David Ferris of Ferris Research recently wrote down his thoughts in the Ferris Journalist Insights newsletter on why this is the case. He observes that all of the stages in the work processes before messaging technologies took hold are now compressed or eliminated. Often times, there were breaks between the various stages, hand-offs that allowed natural breathers or downtime. Documents were dictated and prepared, sent somewhere and sent back again. It all took days and weeks.Today, the workflow is compressed; we prepare documents ourselves and the transfer times are measured in seconds. So naturally, the business cycle times have greatly reduced. Ferris said this lack of throttling increases productivity but adds to the feeling of being constantly overworked.
Well, we are, and there doesn't appear to be much we can do about it. Employers will continue to generate more and more work because the technology makes it possible. Technology can even help ride heard on quality issues which are sure to rear up in our overloaded state. We can always ask for help, but as Ferris points out, even that takes little time at all, thanks to messaging technologies.
As a result today's knowledge workers work harder, faster and deal with more stress than their predecessors.
Why all the stress? Ferris said it's because computers, for all they can do for us, aren't that good yet at helping us prioritize the things that need immediate attention and things that can wait. We still have to make those decisions ourselves, but we can't afford ourselves the time to do it properly and almost by default, everything needs immediate attention.
In competitive corporate settings, the overload is not viewed as a problem until there is a quality problem. But there will be no throttling back.
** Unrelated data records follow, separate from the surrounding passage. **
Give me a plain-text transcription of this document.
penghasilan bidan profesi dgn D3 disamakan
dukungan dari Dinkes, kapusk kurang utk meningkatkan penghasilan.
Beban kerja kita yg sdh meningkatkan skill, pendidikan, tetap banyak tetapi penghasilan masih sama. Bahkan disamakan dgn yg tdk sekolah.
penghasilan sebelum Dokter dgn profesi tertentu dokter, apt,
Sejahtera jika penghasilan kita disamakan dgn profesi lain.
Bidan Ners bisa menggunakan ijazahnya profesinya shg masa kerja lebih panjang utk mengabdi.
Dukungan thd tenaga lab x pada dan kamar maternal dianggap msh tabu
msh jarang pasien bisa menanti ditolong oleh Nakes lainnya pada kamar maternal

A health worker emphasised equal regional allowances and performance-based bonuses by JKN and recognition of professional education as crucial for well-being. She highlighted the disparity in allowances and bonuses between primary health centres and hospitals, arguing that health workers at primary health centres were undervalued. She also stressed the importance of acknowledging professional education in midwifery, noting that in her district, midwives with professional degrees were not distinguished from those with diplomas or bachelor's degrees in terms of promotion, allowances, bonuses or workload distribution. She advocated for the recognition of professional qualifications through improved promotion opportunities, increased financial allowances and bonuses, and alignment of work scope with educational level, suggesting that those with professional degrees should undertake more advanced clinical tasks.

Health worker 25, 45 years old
There's always someone eager to step up if a colleague succumbs to the mounting pressures.
We've talked for years about the information revolution and what it has meant to our business and personal lives. But up till now, we've mostly required our technical innovations to adapt to our wishes and habits. All the new messaging technologies have flipped that relationship. We need to think about that going forward. We're working in post real-time or, more accurately, unreal-time.
Next time you find yourself drumming your fingers while the e-mail server or the network takes a few beats longer than normal to download a reply, go get a cup of coffee, instead. We need to find our own pace in this post real-time environment; one that helps us balance quantity, quality and satisfaction. We used to say that it's better to work smart than work fast. Now that working fast is just assumed, learn to work smart again.